Disons le tout net, Welcome To New York est un film qui marquera son époque. Poursuivant le sillon entamé depuis Gogo Tales, Abel Ferrara présente une œuvre d’une grande beauté formelle. Caméra au poing et au plus près de ses personnages, il filme leur déchéance sous fond de néons rouges et de lumières tamisées. La moindre chambre d’hôtel prend ainsi l’apparence d’un purgatoire souillé par les liquides séminaux et les tâches de cognac 30 ans d’âge. Il n’a pas du être facile pour Anne Sinclair et Dominique Strauss-Kahn de voir ainsi exposées leurs turpitudes, de plonger dans ce passé récent qu’ils auraient souhaité enterrer à jamais. Anne Sinclair s’en est d’ailleurs émue dans une tribune sur le Huffington Post. Evoquant le film, elle a manifesté son « dégoût de la façon dont M. Ferrara représente les femmes, ce qui doit illustrer ses propres pulsions » et indiqué que selon elle « Les producteurs du film projettent leurs fantasmes sur l’argent et les juifs ». Le film n’est pas antisémite, mais il est d’une infinie dureté à l’égard de l’hyper-classe, toutes obédiences confondues. Abel Ferrara n’a pas filmé avec complaisance, il n’est pas un réalisateur français subventionné mais un artiste engagé qui met toutes ses tripes et tous les moyens possibles au service de ce qui lui tient à cœur. Il n’est pas homme à concéder la moindre parcelle formelle ou scénaristique à la bienséance policée des salons mondains, il ne leur devait rien et a donc pu faire ce qui lui semblait le plus juste.
« Devereaux », jumeau obèse de Dominique Strauss-Kahn, est incarné par le dissident gaulois numéro un. Buveur, fumeur et gros mangeur, Gérard Depardieu récite une partition phénoménale, celle du plus grand acteur vivant, de cette parcelle vivante de barbarie qui sommeille encore en nous. Littéralement plus animal qu’homme, il campe l’ex-directeur du FMI comme bloqué au stade oral, pulsionnel, enfantin, ne supportant aucune entrave à ses multiples jouissances. Pur libéral-libertaire, Devereaux accomplit les prophéties d’Ayn Rand et ne se reconnaît comme obligation que son épanouissement personnel.

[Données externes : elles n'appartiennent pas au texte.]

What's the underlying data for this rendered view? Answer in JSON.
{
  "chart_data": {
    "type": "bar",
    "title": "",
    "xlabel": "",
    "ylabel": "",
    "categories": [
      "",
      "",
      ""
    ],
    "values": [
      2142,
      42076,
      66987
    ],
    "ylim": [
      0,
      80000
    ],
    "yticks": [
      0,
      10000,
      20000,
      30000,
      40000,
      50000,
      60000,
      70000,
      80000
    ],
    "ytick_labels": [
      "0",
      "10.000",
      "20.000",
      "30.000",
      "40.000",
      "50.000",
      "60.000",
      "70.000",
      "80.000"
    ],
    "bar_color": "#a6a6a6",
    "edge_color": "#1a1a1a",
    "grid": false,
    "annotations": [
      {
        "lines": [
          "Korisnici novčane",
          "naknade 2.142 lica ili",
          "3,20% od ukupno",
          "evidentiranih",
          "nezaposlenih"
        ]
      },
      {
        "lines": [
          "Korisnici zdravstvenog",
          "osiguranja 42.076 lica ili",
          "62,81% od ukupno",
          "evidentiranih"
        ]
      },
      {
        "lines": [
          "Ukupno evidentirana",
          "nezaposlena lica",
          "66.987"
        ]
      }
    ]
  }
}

Une planche à billets apparaît dans le premier plan du film, métaphore de la longue série de femmes « niquées » (selon son propre terme) l’ex président du FMI. Elles n’étaient d’ailleurs pas des femmes, mais des vagins convertissables en espèces sonnantes et trébuchantes. La première demi-heure de Welcome To New York montre l’agenda de l’ancien directeur du FMI avant l’ « affaire Nafissatou Diallo ». « Devereaux » propose des prostituées aux agents des services français, ce qui semble assez crédible. Toutes ses secrétaires offraient des services « particuliers », certaines spécialisées dans la fellation, d’autres dans l’effeuillage…. Notre homme lui s’abandonne pleinement à des orgies dignes de pornos amateurs. Dominique Strauss-Kahn, favori à la présidence de la République en 2010, avait un mode de vie proche d’un Patrick Sébastien sous viagra, constitué de partouzes dans l’esprit du Cap d’Agde naturiste et de constantes beuveries. Maître libidineux, il était un homme-goret auquel rien ne résistait car son « pouvoir d’achat » était illimité. Les prostituées étaient soumises à l’aura de l’homme de pouvoir au portefeuille généreusement garni. Lui se soumettait à sa sexualité débridée nourrie aux fantasmes pornographiques les plus crades, grognant comme un chien qui a trop d’os à ronger, boulimique d’argent et de stupre. « Devereaux » n’était qu’un personnage de Jean-Louis Costes, un pornocrate pipi-caca.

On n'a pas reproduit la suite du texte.